While 3:10 to Yuma is primarily a Western, the film received a lot of praise for the way it also incorporates modern action into the story, and manages to do it without wrecking the style of the film. The film also benefits greatly from the pairing of Bale and Crowe, two very strong actors, as archetypal symbols of good versus evil.
What also makes the film interesting is the idea that, perhaps, we’re overdue for a new wave of great Westerns. As critic Richard Schickel of Time Magazine said in his review, “When a movie is as entertaining as this one, you begin to think this formerly beloved genre is due for a revival.”
Director Danny Boyle, well-known for his films 28 Days Later and Trainspotting, makes his science fiction debut with the film Sunshine, and once again he brings actor Cillian Murphy along for the ride.
Set in the not-too-distant future, Sunshine is the story of a group of people sent into space with a device that will re-ignite the sun after it begins to die. With Earth already freezing, and one mission failed before it, this is humanity’s only hope, but as the crew gets closer to their objective, things start to go very wrong.
Compared primarily to smart and stylish science fiction like 2001: A Space Odyssey, the film is a clever mix of sci-fi, drama, and thrills. Overall reviews are very positive for Sunshine, with Kirk Honeycutt of the Hollywood Reporter calling Sunshine “an extraordinary film, operating simultaneously at visceral, psychological and spiritual levels.”
After the Wedding
Writer and director Susanne Bier delivers a melodramatic gem in her film After the Wedding. Mads Mikkelsen, who you might recall as the villain from the last James Bond movie Casino Royale, stars as Jacob – a man who runs an orphanage, but needs help to keep it open. When a businessman offers to save the orphanage, demands are made of Jacob that lead to family secrets and revelations about the past.

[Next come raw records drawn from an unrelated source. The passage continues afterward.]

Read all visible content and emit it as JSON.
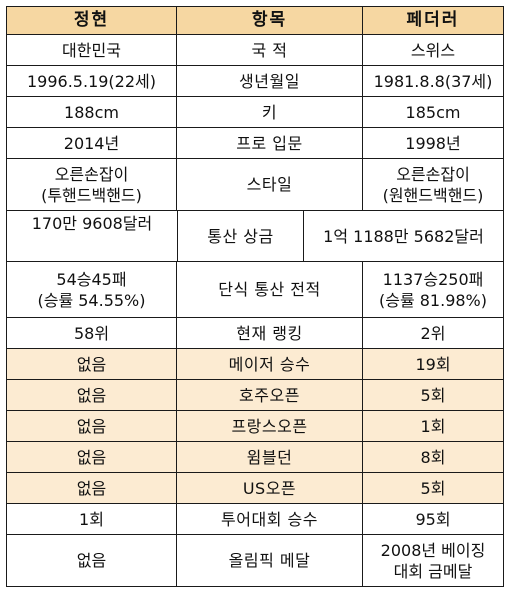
{
  "header": {
    "col1": "정현",
    "col2": "항목",
    "col3": "페더러"
  },
  "rows": [
    {
      "a": "대한민국",
      "item": "국  적",
      "b": "스위스"
    },
    {
      "a": "1996.5.19(22세)",
      "item": "생년월일",
      "b": "1981.8.8(37세)"
    },
    {
      "a": "188cm",
      "item": "키",
      "b": "185cm"
    },
    {
      "a": "2014년",
      "item": "프로 입문",
      "b": "1998년"
    },
    {
      "a1": "오른손잡이",
      "a2": "(투핸드백핸드)",
      "item": "스타일",
      "b1": "오른손잡이",
      "b2": "(원핸드백핸드)"
    },
    {
      "a": "170만  9608달러",
      "item": "통산 상금",
      "b": "1억 1188만 5682달러"
    },
    {
      "a1": "54승45패",
      "a2": "(승률 54.55%)",
      "item": "단식 통산 전적",
      "b1": "1137승250패",
      "b2": "(승률 81.98%)"
    },
    {
      "a": "58위",
      "item": "현재 랭킹",
      "b": "2위"
    },
    {
      "a": "없음",
      "item": "메이저 승수",
      "b": "19회"
    },
    {
      "a": "없음",
      "item": "호주오픈",
      "b": "5회"
    },
    {
      "a": "없음",
      "item": "프랑스오픈",
      "b": "1회"
    },
    {
      "a": "없음",
      "item": "윔블던",
      "b": "8회"
    },
    {
      "a": "없음",
      "item": "US오픈",
      "b": "5회"
    },
    {
      "a": "1회",
      "item": "투어대회 승수",
      "b": "95회"
    },
    {
      "a": "없음",
      "item": "올림픽 메달",
      "b1": "2008년 베이징",
      "b2": "대회 금메달"
    }
  ],
  "colors": {
    "header_bg": "#f6d7a2",
    "highlight_bg": "#fcebd2",
    "border": "#1a1a1a"
  }
}
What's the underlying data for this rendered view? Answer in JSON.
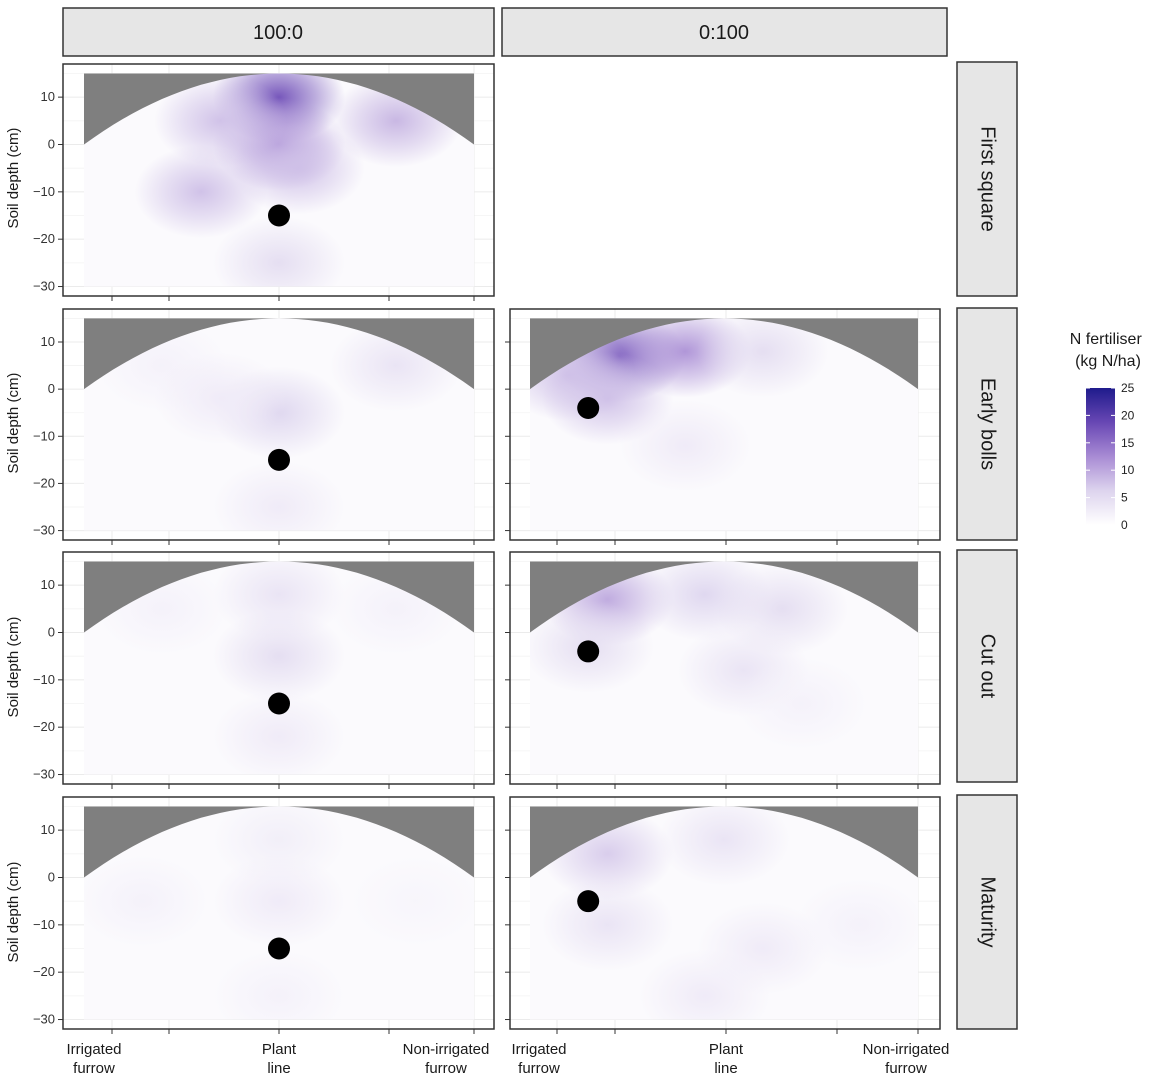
{
  "chart_data": {
    "type": "heatmap",
    "title": "",
    "ylabel": "Soil depth (cm)",
    "ylim": [
      -32,
      17
    ],
    "yticks": [
      10,
      0,
      -10,
      -20,
      -30
    ],
    "xticks": [
      "Irrigated furrow",
      "Plant line",
      "Non-irrigated furrow"
    ],
    "column_facets": [
      "100:0",
      "0:100"
    ],
    "row_facets": [
      "First square",
      "Early bolls",
      "Cut out",
      "Maturity"
    ],
    "legend": {
      "title": "N fertiliser (kg N/ha)",
      "range": [
        0,
        25
      ],
      "ticks": [
        25,
        20,
        15,
        10,
        5,
        0
      ],
      "low_color": "#ffffff",
      "high_color": "#1f1b8c",
      "placement": "right"
    },
    "colors": {
      "soil_mask": "#7f7f7f",
      "dripper": "#000000",
      "strip_bg": "#e6e6e6",
      "grid": "#ebebeb"
    },
    "panels": [
      {
        "id": "first-square-100-0",
        "row": "First square",
        "col": "100:0",
        "dripper": {
          "x": 0,
          "y": -15
        },
        "hotspots": [
          {
            "x": 0,
            "y": 10,
            "value": 18
          },
          {
            "x": 0,
            "y": 0,
            "value": 12
          },
          {
            "x": -0.2,
            "y": -10,
            "value": 8
          },
          {
            "x": 0.3,
            "y": 5,
            "value": 9
          },
          {
            "x": -0.15,
            "y": 5,
            "value": 8
          },
          {
            "x": 0,
            "y": -25,
            "value": 5
          },
          {
            "x": 0.05,
            "y": -5,
            "value": 8
          }
        ]
      },
      {
        "id": "early-bolls-100-0",
        "row": "Early bolls",
        "col": "100:0",
        "dripper": {
          "x": 0,
          "y": -15
        },
        "hotspots": [
          {
            "x": 0,
            "y": -5,
            "value": 6
          },
          {
            "x": 0.3,
            "y": 5,
            "value": 4
          },
          {
            "x": -0.3,
            "y": 5,
            "value": 2
          },
          {
            "x": 0,
            "y": -25,
            "value": 3
          },
          {
            "x": -0.15,
            "y": -2,
            "value": 3
          }
        ]
      },
      {
        "id": "early-bolls-0-100",
        "row": "Early bolls",
        "col": "0:100",
        "dripper": {
          "x": -0.35,
          "y": -4
        },
        "hotspots": [
          {
            "x": -0.27,
            "y": 7,
            "value": 17
          },
          {
            "x": -0.1,
            "y": 8,
            "value": 12
          },
          {
            "x": -0.4,
            "y": 3,
            "value": 8
          },
          {
            "x": -0.3,
            "y": -2,
            "value": 8
          },
          {
            "x": 0.1,
            "y": 8,
            "value": 5
          },
          {
            "x": -0.1,
            "y": -12,
            "value": 3
          }
        ]
      },
      {
        "id": "cut-out-100-0",
        "row": "Cut out",
        "col": "100:0",
        "dripper": {
          "x": 0,
          "y": -15
        },
        "hotspots": [
          {
            "x": 0,
            "y": -5,
            "value": 5
          },
          {
            "x": 0,
            "y": 8,
            "value": 4
          },
          {
            "x": 0,
            "y": -22,
            "value": 3
          },
          {
            "x": -0.3,
            "y": 5,
            "value": 2
          },
          {
            "x": 0.3,
            "y": 5,
            "value": 2
          }
        ]
      },
      {
        "id": "cut-out-0-100",
        "row": "Cut out",
        "col": "0:100",
        "dripper": {
          "x": -0.35,
          "y": -4
        },
        "hotspots": [
          {
            "x": -0.3,
            "y": 7,
            "value": 10
          },
          {
            "x": -0.05,
            "y": 8,
            "value": 6
          },
          {
            "x": 0.15,
            "y": 5,
            "value": 5
          },
          {
            "x": -0.35,
            "y": -3,
            "value": 5
          },
          {
            "x": 0.05,
            "y": -8,
            "value": 4
          },
          {
            "x": 0.2,
            "y": -15,
            "value": 2
          }
        ]
      },
      {
        "id": "maturity-100-0",
        "row": "Maturity",
        "col": "100:0",
        "dripper": {
          "x": 0,
          "y": -15
        },
        "hotspots": [
          {
            "x": 0,
            "y": -5,
            "value": 3
          },
          {
            "x": 0,
            "y": 8,
            "value": 2.5
          },
          {
            "x": -0.35,
            "y": -5,
            "value": 2
          },
          {
            "x": 0.35,
            "y": -5,
            "value": 1.5
          },
          {
            "x": 0,
            "y": -25,
            "value": 2
          }
        ]
      },
      {
        "id": "maturity-0-100",
        "row": "Maturity",
        "col": "0:100",
        "dripper": {
          "x": -0.35,
          "y": -5
        },
        "hotspots": [
          {
            "x": -0.3,
            "y": 5,
            "value": 7
          },
          {
            "x": 0,
            "y": 8,
            "value": 4
          },
          {
            "x": -0.3,
            "y": -10,
            "value": 4
          },
          {
            "x": 0.1,
            "y": -15,
            "value": 3
          },
          {
            "x": -0.05,
            "y": -25,
            "value": 3
          },
          {
            "x": 0.35,
            "y": -10,
            "value": 2
          }
        ]
      }
    ]
  }
}
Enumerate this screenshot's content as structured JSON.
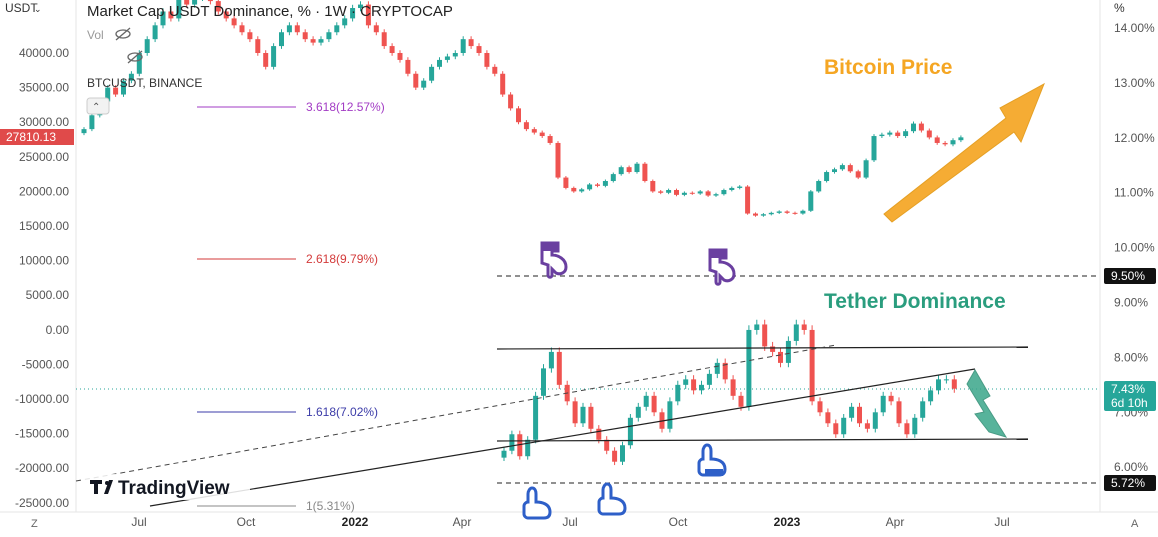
{
  "header": {
    "symbol_left": "USDT",
    "title": "Market Cap USDT Dominance, % · 1W · CRYPTOCAP",
    "vol_label": "Vol",
    "sub_symbol": "BTCUSDT, BINANCE",
    "right_unit": "%"
  },
  "logo": {
    "text": "TradingView"
  },
  "annotations": {
    "bitcoin_price": "Bitcoin Price",
    "tether_dominance": "Tether Dominance"
  },
  "colors": {
    "up": "#26a69a",
    "down": "#ef5350",
    "orange": "#f5a623",
    "teal_text": "#2a9d7e",
    "hand_purple": "#6a3fa0",
    "hand_blue": "#2e5fc8"
  },
  "price_badge": {
    "value": "27810.13",
    "color": "#e04a4a"
  },
  "dominance_badge": {
    "value": "7.43%",
    "countdown": "6d 10h",
    "color": "#26a69a"
  },
  "level_badges": [
    {
      "value": "9.50%"
    },
    {
      "value": "5.72%"
    }
  ],
  "fib_levels": [
    {
      "label": "3.618(12.57%)",
      "color": "#a23bc4"
    },
    {
      "label": "2.618(9.79%)",
      "color": "#d33a3a"
    },
    {
      "label": "1.618(7.02%)",
      "color": "#3b3ba8"
    },
    {
      "label": "1(5.31%)",
      "color": "#888888"
    }
  ],
  "left_axis_ticks": [
    "40000.00",
    "35000.00",
    "30000.00",
    "25000.00",
    "20000.00",
    "15000.00",
    "10000.00",
    "5000.00",
    "0.00",
    "-5000.00",
    "-10000.00",
    "-15000.00",
    "-20000.00",
    "-25000.00"
  ],
  "right_axis_ticks": [
    "14.00%",
    "13.00%",
    "12.00%",
    "11.00%",
    "10.00%",
    "9.00%",
    "8.00%",
    "7.00%",
    "6.00%"
  ],
  "time_axis": [
    "Jul",
    "Oct",
    "2022",
    "Apr",
    "Jul",
    "Oct",
    "2023",
    "Apr",
    "Jul"
  ],
  "corner_buttons": {
    "left": "Z",
    "right": "A"
  },
  "chart_data": [
    {
      "type": "candlestick",
      "name": "BTCUSDT, BINANCE",
      "y_axis": "left",
      "series_ohlc_approx_close": [
        29000,
        31000,
        33000,
        35000,
        34000,
        36000,
        37000,
        40000,
        42000,
        44000,
        46000,
        45000,
        48000,
        47000,
        48000,
        49000,
        47500,
        46000,
        45000,
        44000,
        43000,
        42000,
        40000,
        38000,
        41000,
        43000,
        44000,
        43000,
        42000,
        41500,
        42000,
        43000,
        44000,
        45000,
        46500,
        47000,
        44000,
        43000,
        41000,
        40000,
        39000,
        37000,
        35000,
        36000,
        38000,
        39000,
        39500,
        40000,
        42000,
        41000,
        40000,
        38000,
        37000,
        34000,
        32000,
        30000,
        29000,
        28500,
        28000,
        27000,
        22000,
        20500,
        20000,
        20300,
        21000,
        20800,
        21500,
        22500,
        23500,
        22800,
        24000,
        21500,
        20000,
        19800,
        20200,
        19500,
        19800,
        19700,
        20000,
        19400,
        19600,
        20200,
        20500,
        20700,
        16800,
        16500,
        16700,
        16900,
        17100,
        16900,
        16800,
        17200,
        20000,
        21500,
        22800,
        23200,
        23800,
        22900,
        22000,
        24500,
        28000,
        28200,
        28500,
        28000,
        28700,
        29800,
        28800,
        27800,
        27000,
        26800,
        27400,
        27810
      ]
    },
    {
      "type": "candlestick",
      "name": "Market Cap USDT Dominance, %",
      "y_axis": "right",
      "series_ohlc_approx_close": [
        6.3,
        6.6,
        6.2,
        6.5,
        7.3,
        7.8,
        8.1,
        7.5,
        7.2,
        6.8,
        7.1,
        6.7,
        6.5,
        6.3,
        6.1,
        6.4,
        6.9,
        7.1,
        7.3,
        7.0,
        6.7,
        7.2,
        7.5,
        7.6,
        7.4,
        7.5,
        7.7,
        7.9,
        7.6,
        7.3,
        7.1,
        8.5,
        8.6,
        8.2,
        8.1,
        7.9,
        8.3,
        8.6,
        8.5,
        7.2,
        7.0,
        6.8,
        6.6,
        6.9,
        7.1,
        6.8,
        6.7,
        7.0,
        7.3,
        7.2,
        6.8,
        6.6,
        6.9,
        7.2,
        7.4,
        7.6,
        7.6,
        7.43
      ]
    }
  ]
}
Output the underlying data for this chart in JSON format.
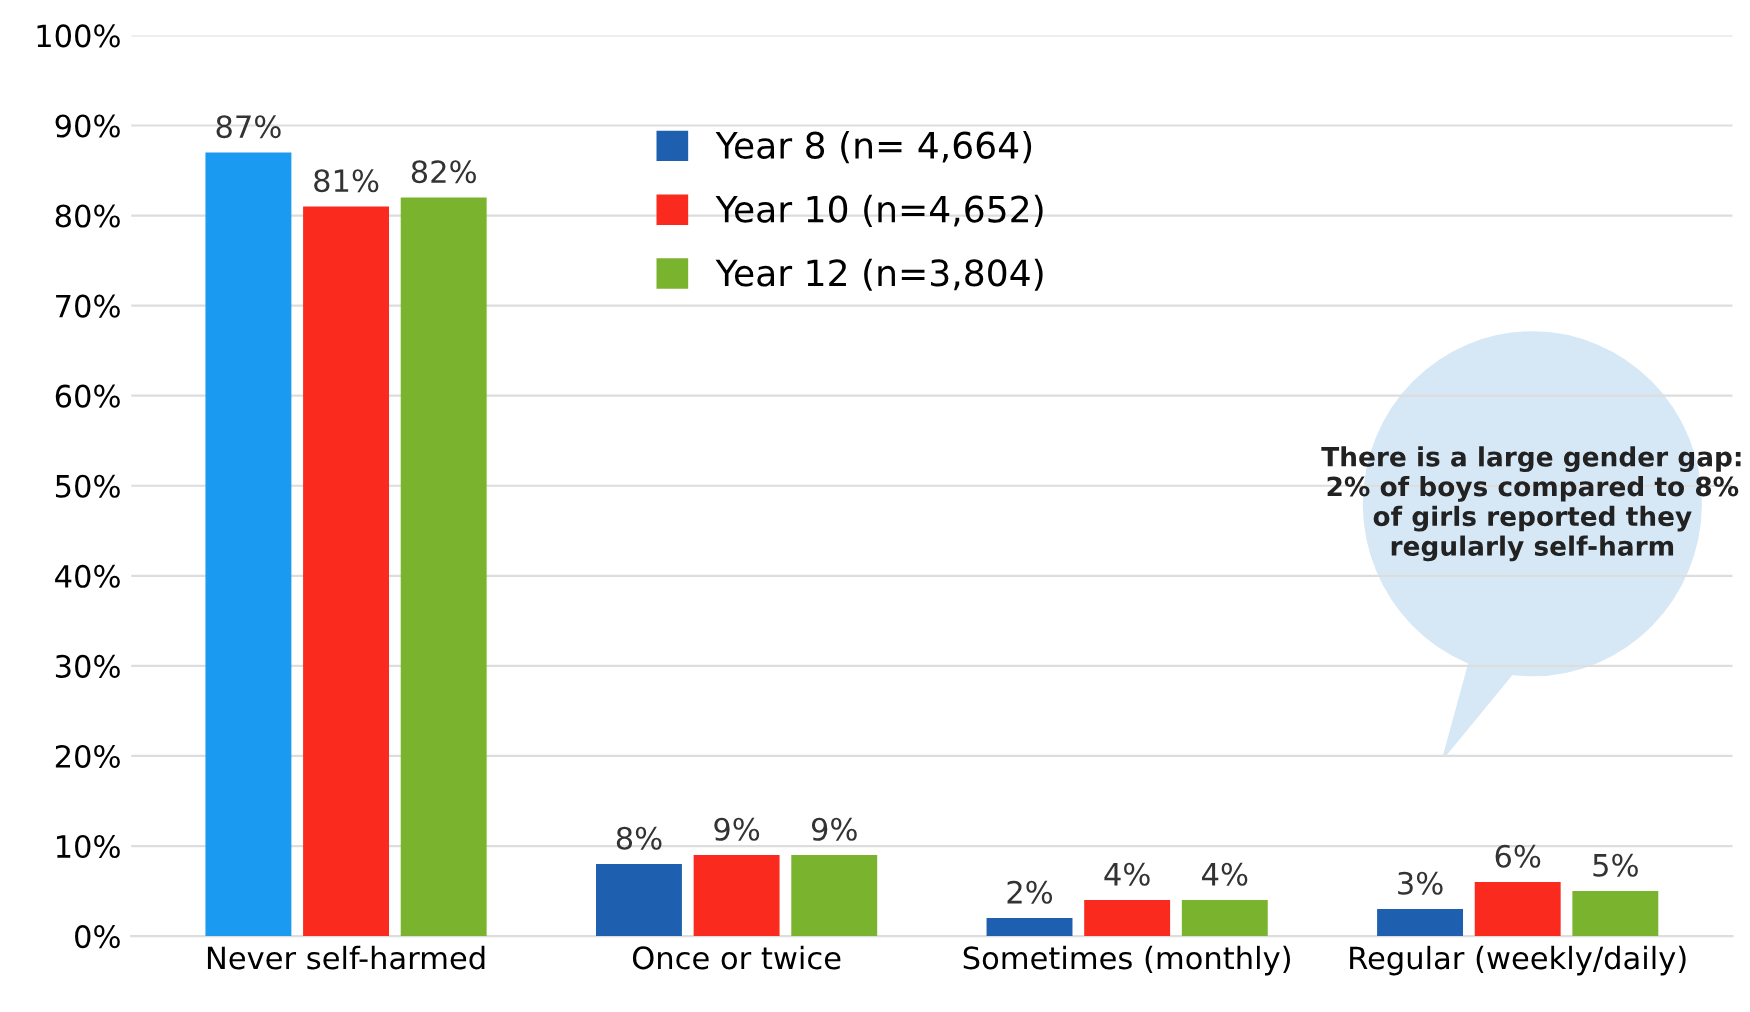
{
  "chart_data": {
    "type": "bar",
    "categories": [
      "Never self-harmed",
      "Once or twice",
      "Sometimes (monthly)",
      "Regular (weekly/daily)"
    ],
    "series": [
      {
        "name": "Year 8 (n= 4,664)",
        "color": "#1f5faf",
        "colors": [
          "#1a9af0",
          "#1f5faf",
          "#1f5faf",
          "#1f5faf"
        ],
        "values": [
          87,
          8,
          2,
          3
        ],
        "value_labels": [
          "87%",
          "8%",
          "2%",
          "3%"
        ]
      },
      {
        "name": "Year 10 (n=4,652)",
        "color": "#fa2a1e",
        "values": [
          81,
          9,
          4,
          6
        ],
        "value_labels": [
          "81%",
          "9%",
          "4%",
          "6%"
        ]
      },
      {
        "name": "Year 12 (n=3,804)",
        "color": "#7ab32e",
        "values": [
          82,
          9,
          4,
          5
        ],
        "value_labels": [
          "82%",
          "9%",
          "4%",
          "5%"
        ]
      }
    ],
    "ylim": [
      0,
      100
    ],
    "yticks": [
      {
        "value": 0,
        "label": "0%"
      },
      {
        "value": 10,
        "label": "10%"
      },
      {
        "value": 20,
        "label": "20%"
      },
      {
        "value": 30,
        "label": "30%"
      },
      {
        "value": 40,
        "label": "40%"
      },
      {
        "value": 50,
        "label": "50%"
      },
      {
        "value": 60,
        "label": "60%"
      },
      {
        "value": 70,
        "label": "70%"
      },
      {
        "value": 80,
        "label": "80%"
      },
      {
        "value": 90,
        "label": "90%"
      },
      {
        "value": 100,
        "label": "100%"
      }
    ],
    "grid": "y",
    "legend": "top",
    "annotations": [
      "There is a large gender gap: 2% of boys compared to 8% of girls reported they regularly self-harm"
    ]
  }
}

Also arriving on DVD this week are a few re-releases, including David Fincher thriller Zodiac: The Director’s Cut, a highly-rated film from 2007 that stars Jake Gyllenhaal as puzzle fanatic who helps solve the mystery of a serial killer. Plus a two-disc edition of the documentary Metal: A Headbanger’s Journey, which takes a look at why metal music fans are so fanatical, while also exploring topics of religion, violence, and death in the music culture.
This week you can also pick up new television season on DVD, with the first season of the 80s family comedy Growing Pains, the fourth season of The Dukes of Hazzard, season two of Two and a Half Men, and the first season of the soap Knots Landing.